Updated: Aug 9, 2022
(Opinion column in Khaleej Times dated 2 May, 2022)
How often have we reminisced the good, old times in our casual conversations, exclaiming with a stirring sense of nostalgia, ‘those were the days!’ The glory of the past has always beguiled us, despite the changes and huge strides we have made in our lives. It isn’t as if we had no grouses then, yet it is in the past that we often seek our salvation and satisfaction.
Usually, it is in caches of memories and keepsakes that we deposit our past to revisit, but my tryst with it is often accomplished by old connections established by my parents in their younger days through their old age. As a chirpy child and a young adult who did not shy away from a small talk, I was part of those liaisons, gaining me access to my parents’ contacts even after I grew up. Whenever I was home on vacation, I would accompany my father to the many places he went to, even after I relocated to the Gulf post marriage, and I was part of the conversations that took place at home in the company of my parents’ acquaintances.
What it helped me achieve is a network that lives on even after my father’s demise. What sets this network apart is the fact that these were not just my parents’ friends with whom we spent a leisurely evening or relations who were hemmed into our lives. They were people whom we met as part of our daily needs – the vendors and shop-keepers, the agents and the bankers, other men and women who they met for various purposes.

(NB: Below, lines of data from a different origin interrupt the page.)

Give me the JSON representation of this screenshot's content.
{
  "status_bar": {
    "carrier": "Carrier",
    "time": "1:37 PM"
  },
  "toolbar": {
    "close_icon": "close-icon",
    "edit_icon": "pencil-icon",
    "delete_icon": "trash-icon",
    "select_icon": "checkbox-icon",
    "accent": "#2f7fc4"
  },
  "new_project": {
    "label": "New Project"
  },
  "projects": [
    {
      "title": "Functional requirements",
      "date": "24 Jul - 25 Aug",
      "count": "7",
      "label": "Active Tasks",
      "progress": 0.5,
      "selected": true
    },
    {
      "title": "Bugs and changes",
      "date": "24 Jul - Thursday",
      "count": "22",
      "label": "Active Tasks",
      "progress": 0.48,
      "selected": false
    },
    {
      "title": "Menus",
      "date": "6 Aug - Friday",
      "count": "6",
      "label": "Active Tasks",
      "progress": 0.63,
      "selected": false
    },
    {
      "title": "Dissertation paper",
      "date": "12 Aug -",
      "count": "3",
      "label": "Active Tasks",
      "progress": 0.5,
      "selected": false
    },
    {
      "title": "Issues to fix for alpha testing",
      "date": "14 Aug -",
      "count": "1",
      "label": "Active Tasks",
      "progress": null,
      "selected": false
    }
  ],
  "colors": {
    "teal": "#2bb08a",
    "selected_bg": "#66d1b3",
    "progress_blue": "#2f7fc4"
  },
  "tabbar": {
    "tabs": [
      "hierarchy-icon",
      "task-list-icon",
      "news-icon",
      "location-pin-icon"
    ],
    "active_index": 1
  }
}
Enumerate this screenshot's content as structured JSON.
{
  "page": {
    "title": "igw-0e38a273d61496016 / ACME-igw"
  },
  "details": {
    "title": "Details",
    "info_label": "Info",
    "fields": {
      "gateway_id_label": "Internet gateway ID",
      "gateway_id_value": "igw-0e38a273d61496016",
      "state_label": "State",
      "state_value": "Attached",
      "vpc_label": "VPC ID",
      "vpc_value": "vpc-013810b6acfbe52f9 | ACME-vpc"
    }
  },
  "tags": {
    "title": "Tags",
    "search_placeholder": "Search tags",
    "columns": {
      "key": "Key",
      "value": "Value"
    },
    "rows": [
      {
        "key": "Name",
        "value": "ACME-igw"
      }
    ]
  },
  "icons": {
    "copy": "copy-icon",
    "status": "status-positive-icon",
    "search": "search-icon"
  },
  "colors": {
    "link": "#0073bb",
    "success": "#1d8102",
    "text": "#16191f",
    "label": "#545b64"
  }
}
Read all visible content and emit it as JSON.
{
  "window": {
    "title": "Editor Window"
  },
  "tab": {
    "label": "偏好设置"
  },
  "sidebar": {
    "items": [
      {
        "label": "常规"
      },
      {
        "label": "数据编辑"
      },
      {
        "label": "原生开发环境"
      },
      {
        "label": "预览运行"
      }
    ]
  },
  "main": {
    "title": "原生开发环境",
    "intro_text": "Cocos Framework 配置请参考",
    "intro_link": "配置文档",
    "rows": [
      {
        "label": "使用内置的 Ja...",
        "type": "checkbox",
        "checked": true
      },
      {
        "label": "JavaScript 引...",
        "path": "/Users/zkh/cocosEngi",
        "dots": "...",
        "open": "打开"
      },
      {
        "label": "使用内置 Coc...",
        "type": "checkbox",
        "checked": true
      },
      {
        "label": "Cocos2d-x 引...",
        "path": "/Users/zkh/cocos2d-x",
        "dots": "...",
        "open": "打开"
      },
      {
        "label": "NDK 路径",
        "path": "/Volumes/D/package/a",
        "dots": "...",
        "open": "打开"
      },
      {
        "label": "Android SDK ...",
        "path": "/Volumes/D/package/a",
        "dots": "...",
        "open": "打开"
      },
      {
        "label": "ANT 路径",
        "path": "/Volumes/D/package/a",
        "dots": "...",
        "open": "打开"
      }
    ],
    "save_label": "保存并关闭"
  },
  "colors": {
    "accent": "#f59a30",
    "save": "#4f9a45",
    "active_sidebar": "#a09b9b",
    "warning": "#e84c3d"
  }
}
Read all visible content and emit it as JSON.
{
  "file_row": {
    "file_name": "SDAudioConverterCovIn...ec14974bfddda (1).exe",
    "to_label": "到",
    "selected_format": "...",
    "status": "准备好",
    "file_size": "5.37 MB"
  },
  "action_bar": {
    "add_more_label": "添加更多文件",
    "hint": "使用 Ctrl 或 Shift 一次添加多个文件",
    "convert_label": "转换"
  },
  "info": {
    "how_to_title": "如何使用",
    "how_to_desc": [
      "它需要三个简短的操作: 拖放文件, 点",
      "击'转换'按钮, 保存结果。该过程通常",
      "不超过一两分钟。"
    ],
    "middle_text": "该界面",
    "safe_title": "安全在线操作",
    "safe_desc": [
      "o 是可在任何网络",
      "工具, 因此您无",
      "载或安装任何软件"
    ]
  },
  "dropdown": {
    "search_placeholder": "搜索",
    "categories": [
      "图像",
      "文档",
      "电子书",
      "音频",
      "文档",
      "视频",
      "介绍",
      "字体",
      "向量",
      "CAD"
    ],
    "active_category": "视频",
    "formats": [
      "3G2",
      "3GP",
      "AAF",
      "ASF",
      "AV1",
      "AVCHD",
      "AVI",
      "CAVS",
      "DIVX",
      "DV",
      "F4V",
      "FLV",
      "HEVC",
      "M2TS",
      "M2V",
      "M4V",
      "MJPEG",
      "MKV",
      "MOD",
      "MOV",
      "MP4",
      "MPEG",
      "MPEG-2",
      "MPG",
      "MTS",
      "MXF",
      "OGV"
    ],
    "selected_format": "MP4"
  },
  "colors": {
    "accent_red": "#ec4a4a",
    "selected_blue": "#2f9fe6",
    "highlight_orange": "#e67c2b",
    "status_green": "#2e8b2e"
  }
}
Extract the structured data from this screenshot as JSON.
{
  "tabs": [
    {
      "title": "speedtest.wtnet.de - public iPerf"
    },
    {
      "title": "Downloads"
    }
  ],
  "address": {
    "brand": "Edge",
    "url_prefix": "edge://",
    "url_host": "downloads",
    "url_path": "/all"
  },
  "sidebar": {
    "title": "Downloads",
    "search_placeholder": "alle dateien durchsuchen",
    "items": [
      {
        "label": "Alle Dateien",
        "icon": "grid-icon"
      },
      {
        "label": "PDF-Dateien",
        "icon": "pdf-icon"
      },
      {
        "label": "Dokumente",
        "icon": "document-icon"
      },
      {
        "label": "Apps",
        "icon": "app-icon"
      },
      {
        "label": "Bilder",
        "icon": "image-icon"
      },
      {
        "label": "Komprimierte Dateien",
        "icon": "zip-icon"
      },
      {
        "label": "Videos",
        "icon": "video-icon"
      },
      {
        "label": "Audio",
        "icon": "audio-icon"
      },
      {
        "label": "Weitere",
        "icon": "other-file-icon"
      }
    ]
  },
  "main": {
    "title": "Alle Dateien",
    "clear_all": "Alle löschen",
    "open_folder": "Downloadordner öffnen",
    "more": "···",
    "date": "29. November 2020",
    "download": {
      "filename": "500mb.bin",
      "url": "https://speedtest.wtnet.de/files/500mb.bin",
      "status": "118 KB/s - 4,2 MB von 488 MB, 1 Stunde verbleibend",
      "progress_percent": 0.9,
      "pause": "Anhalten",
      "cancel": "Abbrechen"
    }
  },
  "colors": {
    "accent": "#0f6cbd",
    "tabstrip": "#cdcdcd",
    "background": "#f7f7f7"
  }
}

There was a pattern of loyalty in these connections. There were fixed places and people they went to for their everyday needs. One could argue that choices were limited back then, but even when the town grew and fancier establishments cropped up, my parents stuck to their old haunts, buying and seeking services from the modest corners, choosing familiarity and friendliness over the new neon lights. Perhaps, that is how it was with people of those times. They valued relationships even in the routine transactions; there was a bit of personal touch even in business deals; there was a human side to every aspect of life.
The world has expanded and changed several times since then, and how! We are now spoilt for choice. Technology now delivers people, products and services at our doorstep and our connections have become mere numbers in our phones. The human element in most of our dealings has reduced to synthetic politeness and a customary ‘thank you’ at the end of it all. Come to think of it, even a robot could do that.
It makes me nostalgic about the times when people acknowledged each other by name, and the first thing we did when we met was greet and enquire about each other’s wellness. I still do it. It is a legacy of that my parents have built in me a part of my character; an example they set for me with their honest, affable nature even in their smallest associations. Their old connections and the inherent goodwill are what support and sustain me whenever I am home on a visit. It is what still makes me feel belonged to my native place despite its transformation with time. They are the vestiges of a past that keep me tethered to my roots, nurtured by my parents and kept alive by my own efforts.
Last February, during my first visit in two years, I went on a deliberate trek across the town, under the blistering sun, to meet the old-timers. Not because I had any particular business to do, but to touch base and rekindle memories of my parents’ vintage links with them.
It was overwhelming to see the recognition in their eyes and the warmth they exuded when I stepped in to greet them. Some had grown older and handed over their affairs to their children who too knew me, and a few had even moved on. Some visited me home; some I called and connected with. None of them were people that I had made friends with on my own. They were a unique tapestry of amity that my parents had woven into their lives and passed on to me as an inheritance.
In our flurried settings of modern life, how likely is it that our children will even know about our connections that we ourselves don’t often follow except when the need arises? What kind of relationships are we leaving behind for our children to fall back on? The good old days weren’t good because there was material abundance. They were so because there was genuine affinity that didn’t hinge on personal gains alone.